NRCC chair cautions Trump against backing primary challenges for Republicans who voted to impeach

National Republican Congressional Committee Chair Tom Emmer said Wednesday that former President Donald Trump should back down on attempting to primary GOP lawmakers who voted to impeach him.

“He can do whatever he wants,” Emmer (R-Minn.) said. “But I would tell him that it’s probably better for us that we keep these people and we make sure that we have a majority that can be sustained going forward.”

“That’s not gonna be helpful,” the NRCC chair said of Trump weighing in.

Emmer predicted in an interview with POLITICO Playbook authors Eugene Daniels and Rachael Bade that he and Trump will have a conversation “at some point."

With broad support in the Republican Party, Trump still looms large within the GOP and has already begun wading into 2022 primaries. Addressing the Conservative Political Action Conference last weekend, the former president read off the names of every Republican in the House and Senate who voted to impeach or convict him, pushing to “get rid of them all.”

And last week, Trump endorsed a primary opponent for GOP Rep. Anthony Gonzalez of Ohio, who voted to impeach him. That endorsement came despite aides pushing him to focus on Democrats, not intra-party disputes.

Emmer is among the highest profile House Republicans who have thus far been willing to break with the former president on his support for candidates primarying GOP incumbents.

Emmer said that the NRCC will not openly wade into primaries under his watch, but will provide resources to GOP incumbents as part of an effort to win back a majority in the House, a victory he guaranteed in next year’s midterm elections.

The Minnesota lawmaker also further broke with the president, saying that he didn’t believe Congress had the right to object to the certification of the Electoral College votes. Emmer voted to certify the election results.

Emmer said that Congress didn’t have the power to “insert itself,” saying it can only intervene if no candidate reaches 270 electors or if states send “alternate slates of electors.”

“The Constitution, it’s a limiting document. I mean, there’s a reason why one of the amendments speaks directly to the fact that any power that’s not expressly enumerated to the federal government, is reserved to the states,” he said. “I would encourage Democrats and Republicans alike that as we go forward, we should always follow this.”

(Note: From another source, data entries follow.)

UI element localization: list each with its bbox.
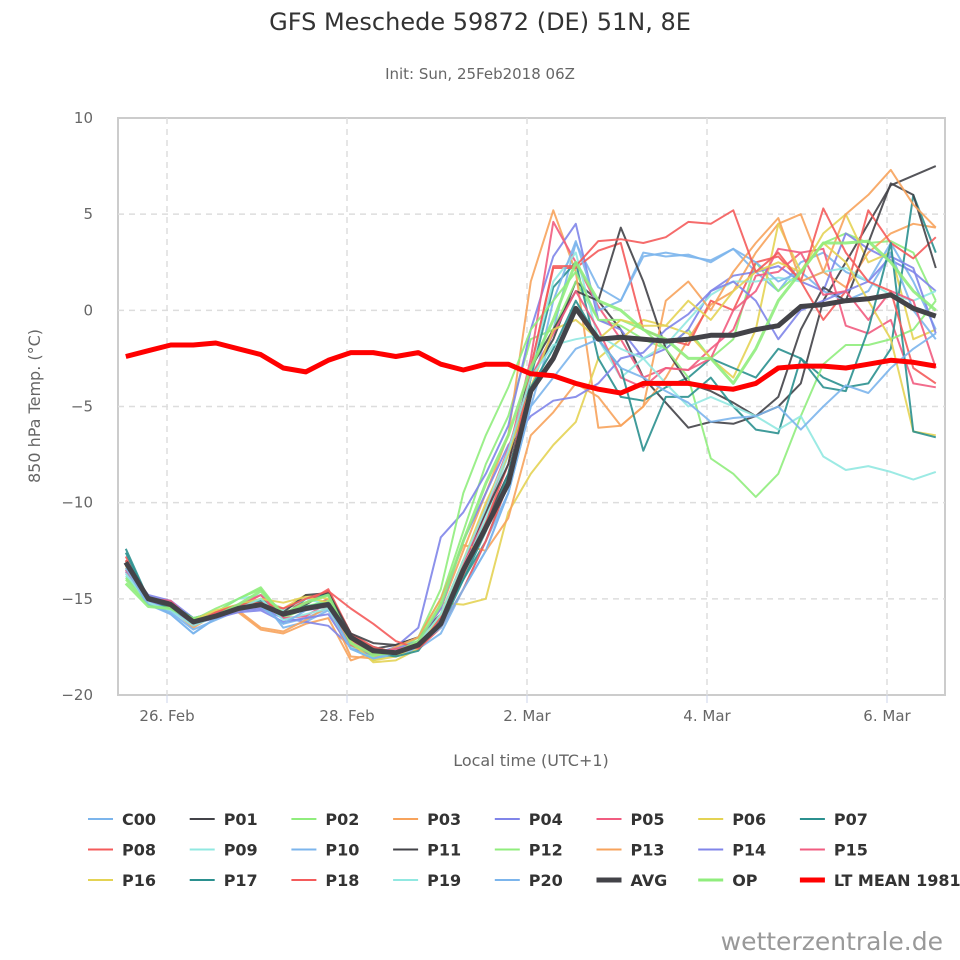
legend-label: P17 bbox=[224, 871, 258, 890]
legend-label: P16 bbox=[122, 871, 156, 890]
series-avg[interactable] bbox=[123, 292, 937, 656]
legend-label: P07 bbox=[834, 810, 868, 829]
legend-label: P03 bbox=[427, 810, 461, 829]
y-tick-label: 5 bbox=[83, 205, 93, 223]
legend-label: P14 bbox=[732, 841, 766, 860]
legend-item[interactable]: P10 bbox=[291, 841, 359, 860]
legend-label: P12 bbox=[529, 841, 563, 860]
y-tick-label: −20 bbox=[61, 686, 93, 704]
legend-item[interactable]: P12 bbox=[494, 841, 563, 860]
legend-item[interactable]: OP bbox=[698, 871, 758, 890]
x-tick-label: 28. Feb bbox=[319, 707, 374, 725]
legend-label: P08 bbox=[122, 841, 156, 860]
legend-item[interactable]: P09 bbox=[189, 841, 258, 860]
legend-item[interactable]: P03 bbox=[393, 810, 461, 829]
legend-item[interactable]: P06 bbox=[698, 810, 766, 829]
credits-watermark[interactable]: wetterzentrale.de bbox=[721, 927, 943, 956]
y-tick-label: −5 bbox=[71, 398, 93, 416]
legend-label: AVG bbox=[631, 871, 668, 890]
legend-item[interactable]: P20 bbox=[494, 871, 563, 890]
legend-item[interactable]: AVG bbox=[596, 871, 668, 890]
legend-item[interactable]: P16 bbox=[88, 871, 156, 890]
legend-label: P11 bbox=[427, 841, 461, 860]
chart-subtitle: Init: Sun, 25Feb2018 06Z bbox=[385, 65, 575, 83]
x-axis-title: Local time (UTC+1) bbox=[453, 751, 609, 770]
legend-label: P05 bbox=[631, 810, 665, 829]
legend: C00 P01 P02 P03 P04 P05 P06 P07 P08 P09 P10 P11 P12 P… bbox=[88, 810, 960, 890]
y-tick-label: −10 bbox=[61, 494, 93, 512]
legend-label: P01 bbox=[224, 810, 258, 829]
legend-label: P04 bbox=[529, 810, 563, 829]
legend-label: P20 bbox=[529, 871, 563, 890]
legend-item[interactable]: P11 bbox=[393, 841, 461, 860]
legend-label: LT MEAN 1981–2010 bbox=[834, 871, 960, 890]
y-tick-label: 0 bbox=[83, 301, 93, 319]
legend-label: C00 bbox=[122, 810, 156, 829]
legend-label: OP bbox=[732, 871, 758, 890]
legend-item[interactable]: P19 bbox=[393, 871, 461, 890]
legend-item[interactable]: C00 bbox=[88, 810, 156, 829]
x-tick-label: 4. Mar bbox=[683, 707, 731, 725]
x-tick-label: 2. Mar bbox=[503, 707, 551, 725]
y-tick-label: 10 bbox=[74, 109, 93, 127]
legend-item[interactable]: P04 bbox=[494, 810, 563, 829]
x-tick-label: 6. Mar bbox=[863, 707, 911, 725]
legend-item[interactable]: P08 bbox=[88, 841, 156, 860]
y-tick-label: −15 bbox=[61, 590, 93, 608]
legend-item[interactable]: P17 bbox=[189, 871, 258, 890]
legend-item[interactable]: LT MEAN 1981–2010 bbox=[799, 871, 960, 890]
legend-item[interactable]: P05 bbox=[596, 810, 665, 829]
legend-label: P13 bbox=[631, 841, 665, 860]
legend-label: P09 bbox=[224, 841, 258, 860]
legend-label: P18 bbox=[325, 871, 359, 890]
legend-item[interactable]: P13 bbox=[596, 841, 665, 860]
legend-label: P06 bbox=[732, 810, 766, 829]
legend-label: P02 bbox=[325, 810, 359, 829]
legend-item[interactable]: P18 bbox=[291, 871, 359, 890]
series-group bbox=[123, 165, 937, 664]
series-lt-mean-1981-2010[interactable] bbox=[125, 340, 937, 396]
y-axis-title: 850 hPa Temp. (°C) bbox=[25, 329, 44, 483]
legend-label: P19 bbox=[427, 871, 461, 890]
legend-item[interactable]: P01 bbox=[189, 810, 258, 829]
legend-item[interactable]: P07 bbox=[799, 810, 868, 829]
x-axis: 26. Feb 28. Feb 2. Mar 4. Mar 6. Mar bbox=[139, 695, 912, 725]
legend-label: P15 bbox=[834, 841, 868, 860]
series-op[interactable] bbox=[124, 239, 937, 657]
y-axis: 10 5 0 −5 −10 −15 −20 bbox=[61, 109, 93, 704]
legend-item[interactable]: P15 bbox=[799, 841, 868, 860]
chart-title: GFS Meschede 59872 (DE) 51N, 8E bbox=[269, 8, 691, 36]
legend-item[interactable]: P02 bbox=[291, 810, 359, 829]
legend-label: P10 bbox=[325, 841, 359, 860]
legend-item[interactable]: P14 bbox=[698, 841, 766, 860]
x-tick-label: 26. Feb bbox=[139, 707, 194, 725]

He avoided saying that votes against certifying last November’s election results were explicitly unconstitutional, but said others should reevaluate.

“Everybody has the right to their opinion,” Emmer said. “I think we all perhaps as we go forward should re-examine what the Constitution says.”

But the NRCC chairman stopped short of saying Trump and Republicans should stop pushing false claims that Trump won the election.

“All of us together are going to make sure we’re going to restore integrity to our elections so that people will trust that their votes are being counted and the outcome is the fair and transparent result,” Emmer said.

Emmer added that Republicans should “celebrate” Trump’s policies going forward, saying they brought Republicans “a lot of new voters.” Emmer specifically pointed to Trump’s policies on energy, immigration and his “America First” agenda.

“Look at what his administration did,” Emmer said. “Hugely popular.”

A week after Democratic Congressional Campaign Committee Chair Sean Patrick Maloney told Bade and Daniels that GOP efforts to brand Democrats as socialists were a “Republican caricature,” Emmer argued it was a truthful portrayal.

“We’re going to be very honest. When your conference is headed down the direction with this radical socialist left agenda…and you’re not standing up to fight it…you’re going to own it. You’re going to own the entire agenda,” Emmer said. “This isn’t one or two or three or four members.” Maloney had argued these sorts of criticisms were misrepresenting Democrats as a whole.

“There’s always going to be one or two members of any congressional caucus that say things that don’t represent the majority position,” Maloney said.

Rachael Bade contributed to this report.